Blubbityblubbityblub.
Tell her.
The words were live and chambered, and I was opening my mouth with the very real intention of saying them, when Monica asked, “So you want your present now or after the party?”
This was a trick question.
Because Monica gave trick presents.
Once, she gave me, no kidding, bleached squirrel bones (culmination of a running joke too complex to go into here), only she’d packed them in a Lego box, organizing them in the little trays, so I was deep into unpacking the damn thing (Legos, that’s cool, I’m a little old for Legos but—What the Jesus? Bones!) before I realized I’d been handed an itemized rodent autopsy.
Before I could answer, she dropped it in my hand: something warm from the pocket she’d kept it in (I tried not to think about that).
Small. But heavy. Round.
A ring. Plain. On a leather thong.
On pure nerd instinct, I immediately peeked at the inscription. There it was.
“Not out loud,” Monica warned.
Ash nazg durbatulûk…
The Black Speech of Mordor. Not to be spoken here.
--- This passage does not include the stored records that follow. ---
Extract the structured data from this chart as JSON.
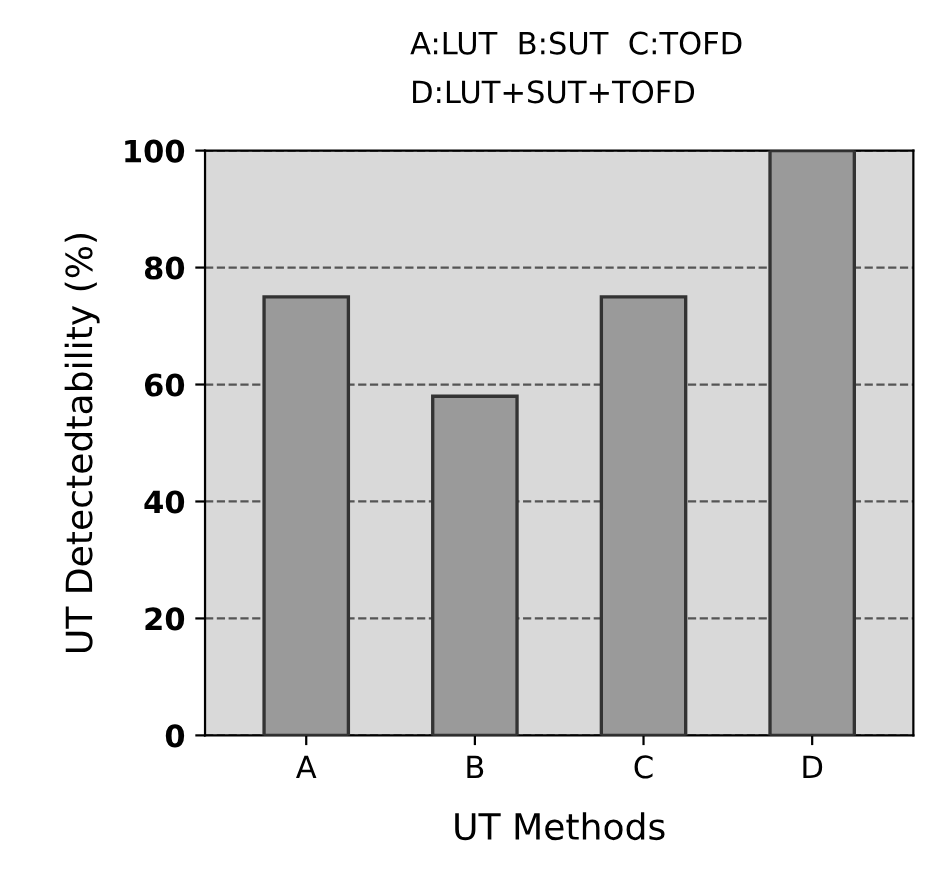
{
  "chart_data": {
    "type": "bar",
    "categories": [
      "A",
      "B",
      "C",
      "D"
    ],
    "values": [
      75,
      58,
      75,
      100
    ],
    "color": "#9a9a9a",
    "xlabel": "UT Methods",
    "ylabel": "UT Detectedtability (%)",
    "annotations": [
      "A:LUT  B:SUT  C:TOFD",
      "D:LUT+SUT+TOFD"
    ],
    "ylim": [
      0,
      100
    ],
    "yticks": [
      0,
      20,
      40,
      60,
      80,
      100
    ],
    "grid": "y",
    "line_style": "dashed"
  }
}
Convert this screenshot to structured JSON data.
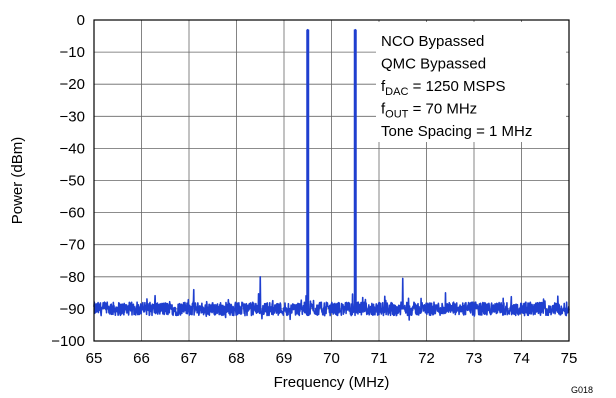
{
  "chart_data": {
    "type": "line",
    "title": "",
    "xlabel": "Frequency (MHz)",
    "ylabel": "Power (dBm)",
    "xlim": [
      65,
      75
    ],
    "ylim": [
      -100,
      0
    ],
    "x_ticks": [
      65,
      66,
      67,
      68,
      69,
      70,
      71,
      72,
      73,
      74,
      75
    ],
    "y_ticks": [
      0,
      -10,
      -20,
      -30,
      -40,
      -50,
      -60,
      -70,
      -80,
      -90,
      -100
    ],
    "y_tick_labels": [
      "0",
      "−10",
      "−20",
      "−30",
      "−40",
      "−50",
      "−60",
      "−70",
      "−80",
      "−90",
      "−100"
    ],
    "grid": true,
    "series_color": "#1f3fcf",
    "noise_floor": -90,
    "series": [
      {
        "x": [
          65.0,
          67.1,
          68.0,
          68.5,
          69.0,
          69.5,
          70.0,
          70.5,
          71.0,
          71.5,
          72.0,
          72.4,
          73.0,
          74.0,
          75.0
        ],
        "y": [
          -90,
          -84,
          -90,
          -80,
          -90,
          -3,
          -90,
          -3,
          -90,
          -80.5,
          -90,
          -85,
          -90,
          -90,
          -90
        ]
      }
    ],
    "annotations": [
      {
        "id": "nco",
        "parts": [
          {
            "text": "NCO Bypassed"
          }
        ]
      },
      {
        "id": "qmc",
        "parts": [
          {
            "text": "QMC Bypassed"
          }
        ]
      },
      {
        "id": "fdac",
        "parts": [
          {
            "text": "f"
          },
          {
            "text": "DAC",
            "sub": true
          },
          {
            "text": " = 1250 MSPS"
          }
        ]
      },
      {
        "id": "fout",
        "parts": [
          {
            "text": "f"
          },
          {
            "text": "OUT",
            "sub": true
          },
          {
            "text": " = 70 MHz"
          }
        ]
      },
      {
        "id": "tone",
        "parts": [
          {
            "text": "Tone Spacing = 1 MHz"
          }
        ]
      }
    ],
    "figure_id": "G018"
  }
}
It was, of course, the One Ring.
And what the inscription said, in the Dark Tongue, was One Ring to rule them all…
“Etsy,” whispered Monica, mock mysterioso. “Custom job. Many, many long and confusing conversations with a m
etalsmith in Venice Beach who, I’m pretty sure, has more pewter gnomes than friends. Anyway. Happy birthday.”
I turned the ring over and over in my hand, searching for the right response—in Elvish, in English, whatever. Because this had, for real, cost Monica precious time and money, neither of which she had. And because, for the third time that day, I had no idea how to feel about a birthday present.
There was another reason I was Dark Tongue–tied.
Monica, Drew, and I, see, we’d been dweeby Tolkienoid Middle-earthers together forever…but we didn’t assign roles, y’know?
Maybe the bigger issue was: we all knew what role I’d be assigned.
And Monica had just assigned it to me.
Frodo.
I love you and I’ve always loved you isn’t something you say after someone’s just made you Frodo. Frodo’s great, don’t get me wrong. But Frodo doesn’t get the girl. Frodo lives in the Shire, which is another name for the friend zone.
I’d come here wondering, Does love conquer all? Or is it always eleven inches away? And Monica had just answered my question with Here is your hobbit ring from Etsy, and also a complimentary ballectomy because no, I do not consider you any kind of man. Now off to Mordor with you! I packed you a little lunch!
Not what she intended at all, of course. And part of me knew that. The rest of me still said the really dumb thing I said:
“You do know I’m already invisible. Right?”
Ever watch a building get demolished, like, professionally? One of those detonations done from the inside out? That’s how Monica’s face looked, the second I said that.
After a pause just long enough for me to regret what I’d said and my whole loathsome existence, she said: “No, dummy. You only turn invisible if you give in to the darkness. If you put it on. That’s the whole point. You carry the burden, you don’t…Shit. Just forget it.”
She looked at the ring. Seeing it from another angle. My angle. My low angle. My low, shitty angle.